Triple-negative breast cancer is an aggressive type of cancer that usually has a high rate of disease recurrence (returning) within the first 5 years after diagnosis. Many breast cancers involve a hormone known as estrogen receptor (ER) or progesterone receptor (PR) or the HER2 protein, but in about 15% to 20% of patients, the cancer doesn’t involve any of these 3 biomarkers, which explains the name “triple-negative breast cancer.”
Therefore, this type of breast cancer does not respond to therapies that target any of these 3 biomarkers (ER, PR, or HER2), which makes this a difficult cancer to treat. Until recently, no targeted therapies or immunotherapies were available for patients with this cancer.
In March 2019, the FDA approved the first immunotherapy, Tecentriq (atezolizumab), in combination with chemotherapy, for patients with metastatic (spreading) triple-negative breast cancer.
More recently, in July 2019, the drug maker Merck announced new results from a phase 3 clinical trial known as KEYNOTE-522, showing that its immunotherapy Keytruda (pembrolizumab), an anti–PD-1 antibody, or PD-1 inhibitor, in combination with chemotherapy, achieved pathologic complete response as neoadjuvant (before surgery) therapy in patients with triple-negative breast cancer. A pathologic complete response is defined as a lack of any signs of cancer in tissue samples after neoadjuvant therapy and surgery.

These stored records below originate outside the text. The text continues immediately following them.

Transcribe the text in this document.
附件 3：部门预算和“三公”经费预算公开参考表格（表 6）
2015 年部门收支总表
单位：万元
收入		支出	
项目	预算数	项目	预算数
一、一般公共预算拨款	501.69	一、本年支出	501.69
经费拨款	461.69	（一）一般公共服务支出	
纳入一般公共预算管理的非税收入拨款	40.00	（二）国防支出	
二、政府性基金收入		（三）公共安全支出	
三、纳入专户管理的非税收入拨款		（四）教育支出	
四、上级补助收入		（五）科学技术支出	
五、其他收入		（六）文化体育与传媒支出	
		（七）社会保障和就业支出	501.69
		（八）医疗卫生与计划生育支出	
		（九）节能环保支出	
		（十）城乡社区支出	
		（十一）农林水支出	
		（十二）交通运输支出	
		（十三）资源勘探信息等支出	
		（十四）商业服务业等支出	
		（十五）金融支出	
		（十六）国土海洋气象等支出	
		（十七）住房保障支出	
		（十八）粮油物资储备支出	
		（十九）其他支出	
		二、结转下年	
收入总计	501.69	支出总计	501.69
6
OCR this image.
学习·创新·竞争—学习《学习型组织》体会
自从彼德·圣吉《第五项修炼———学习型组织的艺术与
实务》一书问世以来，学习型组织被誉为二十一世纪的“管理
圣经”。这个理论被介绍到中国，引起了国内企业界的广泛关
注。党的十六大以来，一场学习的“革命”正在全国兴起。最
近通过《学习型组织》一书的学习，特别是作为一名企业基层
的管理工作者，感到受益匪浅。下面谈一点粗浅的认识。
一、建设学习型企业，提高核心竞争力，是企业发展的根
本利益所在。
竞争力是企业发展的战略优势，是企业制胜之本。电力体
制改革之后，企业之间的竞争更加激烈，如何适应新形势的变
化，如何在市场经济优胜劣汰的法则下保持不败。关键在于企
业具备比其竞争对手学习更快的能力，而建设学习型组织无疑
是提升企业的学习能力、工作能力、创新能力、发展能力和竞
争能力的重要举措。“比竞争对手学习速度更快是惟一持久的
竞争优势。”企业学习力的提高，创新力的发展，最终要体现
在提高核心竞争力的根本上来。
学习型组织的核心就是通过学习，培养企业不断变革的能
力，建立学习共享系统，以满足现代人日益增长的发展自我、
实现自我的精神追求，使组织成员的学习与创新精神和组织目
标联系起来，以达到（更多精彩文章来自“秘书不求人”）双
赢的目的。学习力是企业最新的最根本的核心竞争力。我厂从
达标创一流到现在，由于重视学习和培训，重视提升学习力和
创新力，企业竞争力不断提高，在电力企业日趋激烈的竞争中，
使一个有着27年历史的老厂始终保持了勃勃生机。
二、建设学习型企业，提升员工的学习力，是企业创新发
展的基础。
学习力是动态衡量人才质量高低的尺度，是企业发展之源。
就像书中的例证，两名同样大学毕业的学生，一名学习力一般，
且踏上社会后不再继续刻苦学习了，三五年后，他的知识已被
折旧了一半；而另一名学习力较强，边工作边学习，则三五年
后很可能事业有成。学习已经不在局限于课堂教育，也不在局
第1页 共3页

Keytruda is the first PD-1 inhibitor and first immunotherapy to demonstrate, in combination with chemotherapy, an increase in the number of patients whose cancer showed complete response to neo-adjuvant therapy in patients with triple-negative breast cancer, regardless of the patient’s PD-1 or PD-L1 status. So far in this clinical trial, the side effects seen with Keytruda were consistent with the drug’s safety profile in previously reported studies, and no new safety concerns were identified.
“These findings from this innovatively designed trial with Keytruda mark the first time an anti-PD-1 therapy plus chemotherapy has demonstrated a statistically significant improvement in pathological complete response rate as a neoadjuvant, or pre-surgical, segment of treatment for triple-negative breast cancer,” said Roger M. Perlmutter, MD, PhD, President, Merck Research Laboratories.
The KEYNOTE-522 trial is comparing the benefits of Keytruda plus chemotherapy versus placebo plus chemotherapy for patients with triple-negative breast cancer. The study enrolled 1,174 patients with triple-negative breast cancer who were divided into 2 groups. One group received Keytruda plus chemotherapy as neoadjuvant (before surgery) therapy, followed by Keytruda alone as adjuvant (after surgery) therapy. The second group received placebo plus chemotherapy (with paclitaxel and carboplatin), followed by placebo plus cyclophosphamide and either doxorubicin or epirubicin, followed by placebo alone as adjuvant therapy.
These positive results may lead to the FDA approval of Keytruda as the second immunotherapy for patients with triple-negative breast cancer.